It should be obvious to all that as Australia Day comes around each year, there is a clash between the desire to commemorate who we are as a nation and Captain Cook’s planting of the flag, which marked the colonisation of the land and the dispassion of the original inhabitants. The two should not be mixed.
Nor does January 26 mark when Australia became a nation. Captain Cook did not make Australia. This was achieved by millions working together over generations. Both those who were here originally and those who came afterwards.
The day on which this is observed should not be tainted by a wrong committed in the past. Australia Day should be moved to another date.
There is nothing wrong in being proud of who we are. We have much in common that binds us together. Parts of this is the reality that that we came from many lands and together forge a unique and new culture and tradition. Each contributes a part to the whole.
We are not Australians because we disposed another people, but because for generations we have worked to build a better place. There is rebelliousness as well. Australia was carved by a combination of the original inhabitants and those who came here, escaping the old world order, where only a few had the wealth and privileges.

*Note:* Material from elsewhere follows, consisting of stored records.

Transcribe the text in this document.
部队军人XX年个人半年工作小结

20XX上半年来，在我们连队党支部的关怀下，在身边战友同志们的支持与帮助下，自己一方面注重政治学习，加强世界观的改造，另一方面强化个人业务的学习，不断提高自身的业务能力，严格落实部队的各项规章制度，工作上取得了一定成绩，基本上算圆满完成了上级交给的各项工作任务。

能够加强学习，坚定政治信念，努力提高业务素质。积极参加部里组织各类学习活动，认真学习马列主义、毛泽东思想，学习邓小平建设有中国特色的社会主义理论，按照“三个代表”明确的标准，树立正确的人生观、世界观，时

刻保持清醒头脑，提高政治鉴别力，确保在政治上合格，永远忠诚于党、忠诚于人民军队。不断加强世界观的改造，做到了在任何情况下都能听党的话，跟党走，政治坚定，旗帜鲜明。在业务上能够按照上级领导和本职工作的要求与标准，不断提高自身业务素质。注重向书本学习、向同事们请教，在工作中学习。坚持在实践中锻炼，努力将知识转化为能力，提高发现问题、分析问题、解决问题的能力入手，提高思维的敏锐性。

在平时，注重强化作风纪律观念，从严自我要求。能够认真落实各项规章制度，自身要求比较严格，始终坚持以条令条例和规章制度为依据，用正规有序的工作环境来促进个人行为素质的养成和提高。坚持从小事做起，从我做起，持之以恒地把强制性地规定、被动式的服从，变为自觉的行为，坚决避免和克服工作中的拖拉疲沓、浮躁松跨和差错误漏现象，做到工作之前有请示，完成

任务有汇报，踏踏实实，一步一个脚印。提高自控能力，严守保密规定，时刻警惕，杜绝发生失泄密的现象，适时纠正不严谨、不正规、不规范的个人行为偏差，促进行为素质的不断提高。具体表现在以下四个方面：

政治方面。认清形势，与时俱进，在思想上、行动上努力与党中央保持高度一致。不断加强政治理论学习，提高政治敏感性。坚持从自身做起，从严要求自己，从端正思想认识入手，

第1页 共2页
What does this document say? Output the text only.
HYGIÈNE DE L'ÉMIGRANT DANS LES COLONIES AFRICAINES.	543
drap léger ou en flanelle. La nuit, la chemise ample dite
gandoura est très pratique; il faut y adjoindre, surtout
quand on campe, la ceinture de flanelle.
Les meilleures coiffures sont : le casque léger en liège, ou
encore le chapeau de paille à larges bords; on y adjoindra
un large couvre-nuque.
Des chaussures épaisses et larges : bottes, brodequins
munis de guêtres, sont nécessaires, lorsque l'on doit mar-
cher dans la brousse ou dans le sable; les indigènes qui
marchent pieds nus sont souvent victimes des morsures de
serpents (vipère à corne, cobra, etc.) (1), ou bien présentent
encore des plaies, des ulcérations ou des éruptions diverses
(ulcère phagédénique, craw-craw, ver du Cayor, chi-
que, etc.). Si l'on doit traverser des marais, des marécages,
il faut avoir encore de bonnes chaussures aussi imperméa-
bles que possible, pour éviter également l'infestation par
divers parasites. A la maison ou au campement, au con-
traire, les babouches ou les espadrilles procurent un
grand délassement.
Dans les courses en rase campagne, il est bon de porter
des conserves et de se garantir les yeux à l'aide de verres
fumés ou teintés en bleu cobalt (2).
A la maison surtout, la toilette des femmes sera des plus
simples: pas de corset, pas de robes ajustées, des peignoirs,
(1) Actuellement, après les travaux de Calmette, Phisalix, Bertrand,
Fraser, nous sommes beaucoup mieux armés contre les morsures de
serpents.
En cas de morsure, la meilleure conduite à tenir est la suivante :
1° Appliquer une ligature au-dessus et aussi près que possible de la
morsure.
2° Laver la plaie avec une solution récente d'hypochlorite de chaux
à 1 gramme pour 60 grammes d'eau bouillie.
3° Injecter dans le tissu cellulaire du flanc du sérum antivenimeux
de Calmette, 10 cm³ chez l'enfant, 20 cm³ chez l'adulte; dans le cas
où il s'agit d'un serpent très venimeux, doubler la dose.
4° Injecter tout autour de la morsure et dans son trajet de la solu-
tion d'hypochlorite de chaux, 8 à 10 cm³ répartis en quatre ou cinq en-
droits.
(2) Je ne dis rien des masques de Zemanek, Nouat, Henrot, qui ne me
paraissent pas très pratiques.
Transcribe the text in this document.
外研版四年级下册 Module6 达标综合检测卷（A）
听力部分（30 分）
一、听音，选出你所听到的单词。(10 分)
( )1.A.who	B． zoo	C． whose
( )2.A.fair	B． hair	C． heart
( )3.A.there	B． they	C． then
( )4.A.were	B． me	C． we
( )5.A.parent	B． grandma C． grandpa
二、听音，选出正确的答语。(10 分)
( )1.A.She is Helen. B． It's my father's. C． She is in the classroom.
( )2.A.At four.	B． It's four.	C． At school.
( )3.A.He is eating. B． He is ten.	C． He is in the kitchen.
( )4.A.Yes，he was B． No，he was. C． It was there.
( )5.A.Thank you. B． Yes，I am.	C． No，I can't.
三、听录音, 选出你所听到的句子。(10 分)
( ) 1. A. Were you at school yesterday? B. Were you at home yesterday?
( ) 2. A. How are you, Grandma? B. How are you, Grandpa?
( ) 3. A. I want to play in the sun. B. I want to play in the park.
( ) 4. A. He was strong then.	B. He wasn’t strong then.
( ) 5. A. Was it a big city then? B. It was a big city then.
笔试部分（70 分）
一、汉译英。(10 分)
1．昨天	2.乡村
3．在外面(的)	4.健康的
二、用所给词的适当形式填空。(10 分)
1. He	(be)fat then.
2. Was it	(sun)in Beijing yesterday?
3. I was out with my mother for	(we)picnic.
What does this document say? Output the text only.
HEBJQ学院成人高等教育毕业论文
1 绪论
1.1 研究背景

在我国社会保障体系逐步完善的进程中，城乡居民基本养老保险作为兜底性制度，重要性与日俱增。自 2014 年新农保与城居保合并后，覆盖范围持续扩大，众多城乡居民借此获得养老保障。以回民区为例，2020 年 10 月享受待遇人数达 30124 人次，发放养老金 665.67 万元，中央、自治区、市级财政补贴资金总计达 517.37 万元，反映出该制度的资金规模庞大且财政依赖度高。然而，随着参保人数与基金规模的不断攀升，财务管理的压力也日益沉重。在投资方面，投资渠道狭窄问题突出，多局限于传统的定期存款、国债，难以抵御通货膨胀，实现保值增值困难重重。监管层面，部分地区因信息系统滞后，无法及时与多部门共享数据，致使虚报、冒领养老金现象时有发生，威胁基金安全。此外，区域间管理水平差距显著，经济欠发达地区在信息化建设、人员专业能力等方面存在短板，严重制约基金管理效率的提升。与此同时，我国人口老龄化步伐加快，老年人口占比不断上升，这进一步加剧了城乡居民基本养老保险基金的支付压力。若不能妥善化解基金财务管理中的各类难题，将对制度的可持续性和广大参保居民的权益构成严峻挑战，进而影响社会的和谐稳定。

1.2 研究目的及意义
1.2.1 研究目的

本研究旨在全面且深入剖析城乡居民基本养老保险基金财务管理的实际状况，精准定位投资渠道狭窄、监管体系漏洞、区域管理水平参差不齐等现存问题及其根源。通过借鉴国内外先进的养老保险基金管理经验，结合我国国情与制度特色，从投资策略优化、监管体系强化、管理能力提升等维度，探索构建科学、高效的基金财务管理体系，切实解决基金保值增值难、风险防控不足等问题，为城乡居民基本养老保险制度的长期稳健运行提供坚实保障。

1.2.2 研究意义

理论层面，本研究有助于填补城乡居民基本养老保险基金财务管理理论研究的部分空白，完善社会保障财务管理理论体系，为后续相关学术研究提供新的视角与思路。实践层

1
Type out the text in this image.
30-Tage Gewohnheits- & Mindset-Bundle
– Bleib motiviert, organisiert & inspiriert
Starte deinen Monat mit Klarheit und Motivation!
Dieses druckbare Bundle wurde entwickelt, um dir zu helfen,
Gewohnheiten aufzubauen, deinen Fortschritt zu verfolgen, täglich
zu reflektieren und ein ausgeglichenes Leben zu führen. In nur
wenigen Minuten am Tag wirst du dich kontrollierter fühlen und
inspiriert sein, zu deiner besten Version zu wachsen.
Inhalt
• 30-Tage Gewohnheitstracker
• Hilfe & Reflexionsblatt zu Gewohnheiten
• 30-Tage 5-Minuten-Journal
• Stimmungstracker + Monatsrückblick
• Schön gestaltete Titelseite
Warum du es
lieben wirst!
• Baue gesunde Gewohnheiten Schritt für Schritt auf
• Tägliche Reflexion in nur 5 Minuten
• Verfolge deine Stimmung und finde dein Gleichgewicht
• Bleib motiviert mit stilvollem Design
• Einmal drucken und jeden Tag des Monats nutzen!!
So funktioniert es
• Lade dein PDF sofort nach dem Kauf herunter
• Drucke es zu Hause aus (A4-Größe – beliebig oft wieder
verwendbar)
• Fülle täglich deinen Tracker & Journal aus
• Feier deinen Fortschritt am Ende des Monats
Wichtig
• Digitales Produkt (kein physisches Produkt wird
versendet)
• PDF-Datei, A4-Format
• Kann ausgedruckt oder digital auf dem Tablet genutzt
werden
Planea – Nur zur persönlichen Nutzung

Engraved in our history is the Eureka rebellion, an early expression of multiculturalism that stood up against injustice and privilege in the hands of a few. The rebellion led towards nationhood and formal independence. How can Australia Day really be observed without paying tribute to the heroes of Eureka?
December 3, the anniversary of the rebellion, would be a good time to observe Australia Day.
Recognition must be given to the generations of men and women who by their effort forged the rights that are now taken for granted. None of this was willingly given. Every scrap had to be fought for. Australia was the first country to win the eight-hour day. We won the vote for all, pensions, public education and health and much more, before most other countries.
It took blood, sweat and tears to build the cities, factories, offices and farms. This was not the achievement of a handful of leaders and money bags, but of millions working together. How can we have a proper notion of what it is to be Australian, without valuing this collective effort?
We have achieved much together. We have a right to have pride in this. Above all else, this is not so much about sentimentality, but taking on the responsibility of not letting past achievement slip away and about improving on them and handing down a better Australia to those who come after.
Recognition must also be given to the need to overcome the negatives of Australian history in order to move forward. The dispassion of the original Australians must be addressed, so that they can achieve sovereignty and self-determination and we can walk together as equals. Our forebears fought against the power of money and privilege. This is unfinished business and is our responsibility to continue the battle.
Australia Day needs to incorporate all of these elements.